Von 1990 bis 1994 verkaufte, verschleuderte und liquidierte die Treuhand über 8.000 volkseigene Betriebe. Dabei wurden rund 2,5 Millionen Arbeitsplätze vernichtet. Offiziell sollte die DDR-Wirtschaft „fit gemacht“ werden – tatsächlich wurde sie filetiert und verscherbelt. Der neue Markt wurde nicht geteilt, sondern überrannt.

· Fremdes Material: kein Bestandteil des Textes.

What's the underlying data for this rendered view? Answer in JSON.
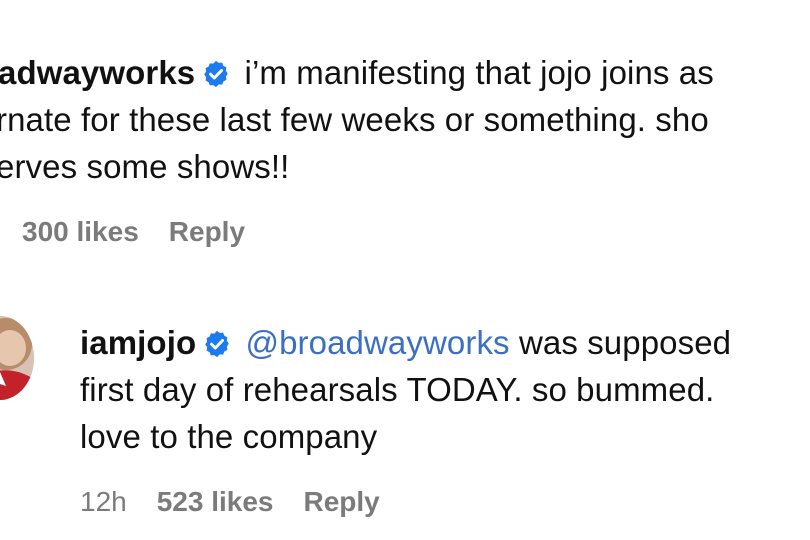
{
  "comment1": {
    "username": "adwayworks",
    "text_line1": "i’m manifesting that jojo joins as",
    "text_line2": "rnate for these last few weeks or something. sho",
    "text_line3": "erves some shows!!",
    "likes": "300 likes",
    "reply_label": "Reply"
  },
  "comment2": {
    "username": "iamjojo",
    "mention": "@broadwayworks",
    "text_line1_rest": " was supposed",
    "text_line2": "first day of rehearsals TODAY. so bummed.",
    "text_line3": "love to the company",
    "time": "12h",
    "likes": "523 likes",
    "reply_label": "Reply"
  },
  "icons": {
    "verified": "verified-badge-icon",
    "avatar": "avatar"
  },
  "colors": {
    "verified_badge": "#1d7bf0",
    "mention": "#3a6fc4",
    "meta_text": "#7b7b7b"
  }
}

Der Mythos vom maroden Osten
Immer wieder hieß es: Die DDR sei pleite gewesen, ineffizient, ein Sanierungsfall. Doch interne Gutachten, etwa von westdeutschen Banken, sahen das differenzierter: Viele Betriebe waren konkurrenzfähig – aber politisch unerwünscht. Was zählte, war nicht der Betriebserhalt, sondern die Marktbereinigung. Konkurrenz aus dem Osten? Weg damit.
Beispiel Kali + Salz: Die ostdeutsche Konkurrenz wurde aufgekauft und stillgelegt. Gewinner: der westdeutsche Chemieriese BASF – ein enger Verbündeter Helmut Kohls.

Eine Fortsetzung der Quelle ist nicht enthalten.